柴名达: 天派姓名學的要義__心 法(18) No.432 Print E-mail

(续上期)
  搜山查林的事兒已經過去五天了。我們這邊雖然每天都有奇景異物的發現,但卻始終沒有找到劇毒甲蟲的巢穴。而通信站那邊,原本林守清可以與人説些話兒,甚至還可以簡單地上機收發電報。但是,由於趙靖急於求成,刻意安排林守清去想往事,去想朱非白......,結果造成他在冥思苦想後,頭疼得在地上打滾兒,服了止痛藥後,又變成一言不發了。

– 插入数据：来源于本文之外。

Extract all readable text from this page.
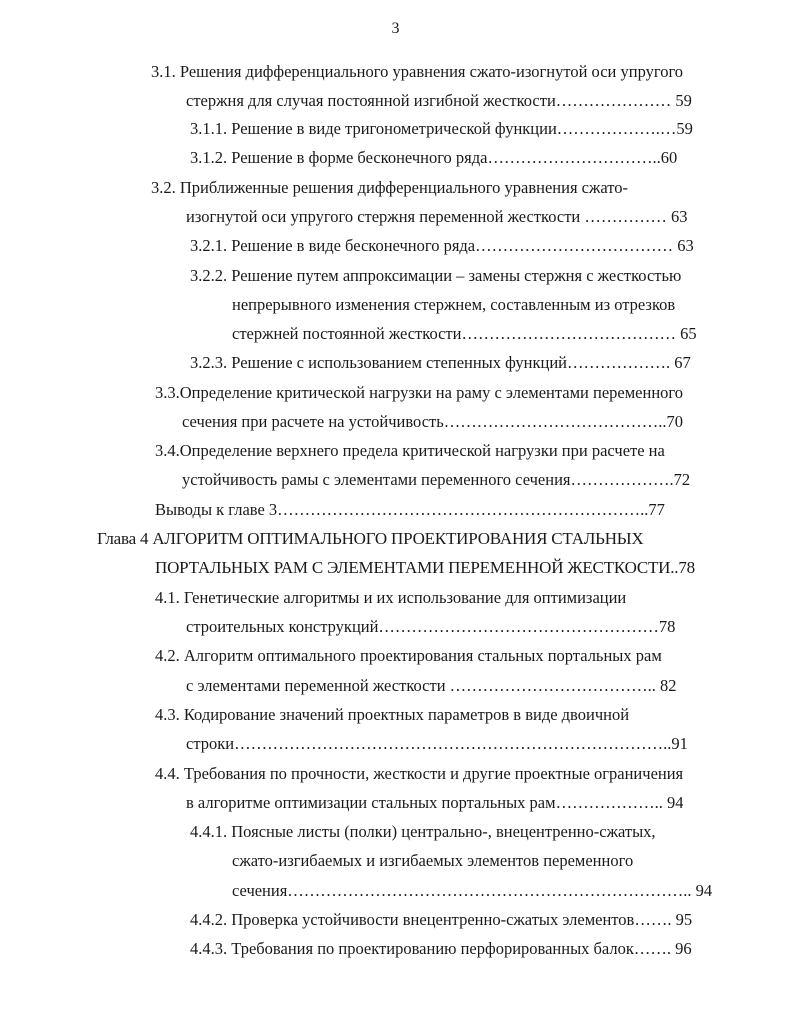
3
3.1. Решения дифференциального уравнения сжато-изогнутой оси упругого
стержня для случая постоянной изгибной жесткости………………… 59
3.1.1. Решение в виде тригонометрической функции……………….…59
3.1.2. Решение в форме бесконечного ряда…………………………..60
3.2. Приближенные решения дифференциального уравнения сжато-
изогнутой оси упругого стержня переменной жесткости …………… 63
3.2.1. Решение в виде бесконечного ряда……………………………… 63
3.2.2. Решение путем аппроксимации – замены стержня с жесткостью
непрерывного изменения стержнем, составленным из отрезков
стержней постоянной жесткости………………………………… 65
3.2.3. Решение с использованием степенных функций………………. 67
3.3.Определение критической нагрузки на раму с элементами переменного
сечения при расчете на устойчивость…………………………………..70
3.4.Определение верхнего предела критической нагрузки при расчете на
устойчивость рамы с элементами переменного сечения……………….72
Выводы к главе 3…………………………………………………………..77
Глава 4 АЛГОРИТМ ОПТИМАЛЬНОГО ПРОЕКТИРОВАНИЯ СТАЛЬНЫХ
ПОРТАЛЬНЫХ РАМ С ЭЛЕМЕНТАМИ ПЕРЕМЕННОЙ ЖЕСТКОСТИ..78
4.1. Генетические алгоритмы и их использование для оптимизации
строительных конструкций……………………………………………78
4.2. Алгоритм оптимального проектирования стальных портальных рам
с элементами переменной жесткости ……………………………….. 82
4.3. Кодирование значений проектных параметров в виде двоичной
строки……………………………………………………………………..91
4.4. Требования по прочности, жесткости и другие проектные ограничения
в алгоритме оптимизации стальных портальных рам……………….. 94
4.4.1. Поясные листы (полки) центрально-, внецентренно-сжатых,
сжато-изгибаемых и изгибаемых элементов переменного
сечения……………………………………………………………….. 94
4.4.2. Проверка устойчивости внецентренно-сжатых элементов……. 95
4.4.3. Требования по проектированию перфорированных балок……. 96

  這件事還惹來202醫院神經科王主任對趙靖的一通臭駡。總之,眼下兩邊全都陷入了困境。營長提議,大家先休息一天,恢復一下體力,振作一下精神。然後,再拿出一天的時間坐在一起兜兜情况。以便能突破目前的僵局,想出一些辦法,有利於下一步的調查。王參謀和李明均表示贊同。
  在兜情况的會上,大家各抒己見。初步作出以下認定:第一,劇毒甲蟲一定是在一個十分隱蔽的地方,其擴散性不大。否則,我們就不會見到遍布山林的大小動物。第二,劇毒甲蟲集聚地附近一定會有殘留的腐爛的動物屍體,甚至連野兔、松鼠之類的小動物也不會出現。第三,必須在找到劇毒甲蟲集聚地的前提下,才有希望讓林守清在現場的刺激下恢復記憶,任何操之過急的作法都不應該再出現。第四,朱非白和林守清不會違反部隊的規定,擅離通信站太遠。因此,劇毒甲蟲的集聚地應該就在哨所附近。前一段漫山遍野的搜查方法是錯誤的。第五,根據劇毒甲蟲的生活習性推斷其集聚地應該是潮濕的地方,或是有水的地方。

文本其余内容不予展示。